If you have identified that Cahute or any of its utilities does not work properly, or would like to suggest a feature or evolution, there are different procedures depending on the issue.

Warning

Once your issue is up or sent, please check on it every few days at least, or leave a way for the maintainers to contact you without giving up their privacy (i.e. no phone numbers, social network profile or instant messaging address); an e-mail address is fine.

An issue reported by someone who can’t answer once additional details are required from them is an issue that gets closed and has wasted everyone’s time and efforts.

Warning

For any type of issue, due to the fact that Cahute is free software maintained by people on their free time, there is no guarantee of any delay, or even of a response or that the issue won’t be closed due to lack of availability on the maintainers’ part.

Note however that this warning is worst case scenario, and hopefully, it won’t come to that for any correctly reported issue.
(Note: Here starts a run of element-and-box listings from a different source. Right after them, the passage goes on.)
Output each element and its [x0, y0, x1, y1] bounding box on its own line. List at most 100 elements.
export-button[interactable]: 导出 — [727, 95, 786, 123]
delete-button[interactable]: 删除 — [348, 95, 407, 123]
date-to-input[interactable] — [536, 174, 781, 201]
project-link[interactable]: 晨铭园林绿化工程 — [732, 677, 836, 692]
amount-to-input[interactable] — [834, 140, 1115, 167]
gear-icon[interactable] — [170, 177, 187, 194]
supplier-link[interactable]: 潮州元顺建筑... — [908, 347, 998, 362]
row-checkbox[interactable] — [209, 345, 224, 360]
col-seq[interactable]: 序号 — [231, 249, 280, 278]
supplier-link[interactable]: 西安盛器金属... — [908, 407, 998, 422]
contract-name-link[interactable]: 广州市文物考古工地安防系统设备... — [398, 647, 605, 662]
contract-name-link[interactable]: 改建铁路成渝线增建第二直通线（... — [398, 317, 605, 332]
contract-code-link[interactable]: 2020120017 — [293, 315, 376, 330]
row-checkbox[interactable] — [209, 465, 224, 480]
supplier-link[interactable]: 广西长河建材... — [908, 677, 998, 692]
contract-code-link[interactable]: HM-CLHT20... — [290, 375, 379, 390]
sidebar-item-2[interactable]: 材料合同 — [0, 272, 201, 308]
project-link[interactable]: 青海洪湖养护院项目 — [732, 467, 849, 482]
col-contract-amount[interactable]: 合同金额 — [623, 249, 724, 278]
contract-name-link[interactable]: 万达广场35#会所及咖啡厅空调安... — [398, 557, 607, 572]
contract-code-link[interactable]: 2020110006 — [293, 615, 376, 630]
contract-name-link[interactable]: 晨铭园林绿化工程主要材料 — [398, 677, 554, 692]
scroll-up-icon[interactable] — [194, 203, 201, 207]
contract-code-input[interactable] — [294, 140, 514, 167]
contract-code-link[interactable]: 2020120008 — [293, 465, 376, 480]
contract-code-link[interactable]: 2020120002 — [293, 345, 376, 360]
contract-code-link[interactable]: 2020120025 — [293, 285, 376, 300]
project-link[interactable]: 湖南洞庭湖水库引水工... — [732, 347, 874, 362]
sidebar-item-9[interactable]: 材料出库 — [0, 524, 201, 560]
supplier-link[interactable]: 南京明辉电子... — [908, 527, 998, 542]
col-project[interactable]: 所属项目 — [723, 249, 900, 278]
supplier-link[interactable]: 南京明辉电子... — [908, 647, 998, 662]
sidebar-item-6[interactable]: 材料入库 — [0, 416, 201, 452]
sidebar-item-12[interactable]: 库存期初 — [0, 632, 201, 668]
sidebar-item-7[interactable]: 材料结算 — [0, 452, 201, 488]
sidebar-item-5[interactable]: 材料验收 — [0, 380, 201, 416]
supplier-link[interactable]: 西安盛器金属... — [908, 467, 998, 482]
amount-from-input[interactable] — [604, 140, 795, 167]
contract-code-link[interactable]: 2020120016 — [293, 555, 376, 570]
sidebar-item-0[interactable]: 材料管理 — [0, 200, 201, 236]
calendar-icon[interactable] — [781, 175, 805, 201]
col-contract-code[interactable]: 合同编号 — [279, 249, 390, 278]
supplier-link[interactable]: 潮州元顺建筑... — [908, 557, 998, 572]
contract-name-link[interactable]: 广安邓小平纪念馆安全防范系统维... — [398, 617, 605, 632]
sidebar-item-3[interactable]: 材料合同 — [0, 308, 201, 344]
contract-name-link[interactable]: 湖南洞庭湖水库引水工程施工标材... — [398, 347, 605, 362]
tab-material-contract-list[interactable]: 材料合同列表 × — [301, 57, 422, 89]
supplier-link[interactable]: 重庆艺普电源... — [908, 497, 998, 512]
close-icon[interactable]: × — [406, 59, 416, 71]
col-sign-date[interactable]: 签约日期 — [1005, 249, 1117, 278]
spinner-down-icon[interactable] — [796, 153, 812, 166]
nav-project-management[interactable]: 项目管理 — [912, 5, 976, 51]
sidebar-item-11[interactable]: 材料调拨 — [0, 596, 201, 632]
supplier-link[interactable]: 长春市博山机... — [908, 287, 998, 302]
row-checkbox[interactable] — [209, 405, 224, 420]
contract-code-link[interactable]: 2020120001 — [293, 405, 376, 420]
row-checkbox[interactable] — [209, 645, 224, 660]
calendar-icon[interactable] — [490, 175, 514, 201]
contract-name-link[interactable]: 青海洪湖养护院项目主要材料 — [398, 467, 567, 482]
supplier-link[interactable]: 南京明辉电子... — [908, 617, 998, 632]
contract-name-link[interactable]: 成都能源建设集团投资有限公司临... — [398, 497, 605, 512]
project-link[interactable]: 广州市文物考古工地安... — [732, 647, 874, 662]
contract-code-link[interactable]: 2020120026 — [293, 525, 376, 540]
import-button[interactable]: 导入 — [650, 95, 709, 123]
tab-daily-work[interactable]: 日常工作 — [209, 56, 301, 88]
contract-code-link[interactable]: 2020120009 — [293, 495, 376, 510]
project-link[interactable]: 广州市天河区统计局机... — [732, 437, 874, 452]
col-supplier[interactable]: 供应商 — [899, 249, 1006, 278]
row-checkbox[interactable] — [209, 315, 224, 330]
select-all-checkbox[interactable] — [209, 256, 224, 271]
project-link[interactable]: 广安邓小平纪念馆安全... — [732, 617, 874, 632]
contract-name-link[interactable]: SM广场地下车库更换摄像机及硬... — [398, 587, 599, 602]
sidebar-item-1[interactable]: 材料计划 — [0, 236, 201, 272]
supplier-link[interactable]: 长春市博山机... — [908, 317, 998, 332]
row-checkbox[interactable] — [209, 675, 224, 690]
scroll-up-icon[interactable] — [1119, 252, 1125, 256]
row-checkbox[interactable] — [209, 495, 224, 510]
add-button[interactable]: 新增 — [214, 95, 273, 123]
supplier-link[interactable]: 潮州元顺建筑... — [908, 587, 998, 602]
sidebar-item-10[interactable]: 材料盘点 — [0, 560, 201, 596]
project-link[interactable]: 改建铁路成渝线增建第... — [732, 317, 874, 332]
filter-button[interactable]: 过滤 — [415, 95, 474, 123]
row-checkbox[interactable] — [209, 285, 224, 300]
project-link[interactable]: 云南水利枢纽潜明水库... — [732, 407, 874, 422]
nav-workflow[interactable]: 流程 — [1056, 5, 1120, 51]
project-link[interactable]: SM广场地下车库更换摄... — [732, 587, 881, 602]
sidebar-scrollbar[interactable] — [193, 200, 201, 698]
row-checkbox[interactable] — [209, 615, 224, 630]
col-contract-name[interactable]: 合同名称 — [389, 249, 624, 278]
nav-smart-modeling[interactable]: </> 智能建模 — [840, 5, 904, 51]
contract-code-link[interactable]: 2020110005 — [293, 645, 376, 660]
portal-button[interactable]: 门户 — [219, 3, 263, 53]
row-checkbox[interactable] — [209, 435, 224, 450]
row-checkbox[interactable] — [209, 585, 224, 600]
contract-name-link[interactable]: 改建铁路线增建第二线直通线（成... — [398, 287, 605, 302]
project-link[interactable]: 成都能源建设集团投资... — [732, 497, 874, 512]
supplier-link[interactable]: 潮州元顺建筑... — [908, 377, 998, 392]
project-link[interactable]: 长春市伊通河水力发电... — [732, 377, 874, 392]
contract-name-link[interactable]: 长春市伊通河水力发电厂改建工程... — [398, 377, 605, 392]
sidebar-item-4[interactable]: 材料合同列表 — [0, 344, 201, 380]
Reporting a vulnerability#

If your issue has security implications, e.g. if it allows a malicious device to access the host and/or execute arbitrary code without authorisation, please send an e-mail to Thomas Touhey, the maintainer of Cahute, at <security@cahuteproject.org>.

Note

Please only use this e-mail address if there is security implications to your demand. If you are not sure if your issue qualifies or not, send it anyway; use your best judgment.

Reporting any other issue or evolution request#

For all other issues, you can create an issue on the issue tracker at Gitlab.

If you are effectively reporting a bug in your issue, please include the following elements:

  • System and version (e.g. Debian 14, Ubuntu 22.04 LTS, Windows 11 Pro, …).

  • Architecture (x64, ARM, …).

  • Cahute version (e.g. 0.1, 1.2.1, …).

  • If the issue regards a communication protocol: the calculator model and OS version, e.g. Graph 90+E with OS 03.60.2202.

  • Steps to reproduce the issue, on both the host and any device that was implicated in the operation. (The order is important!)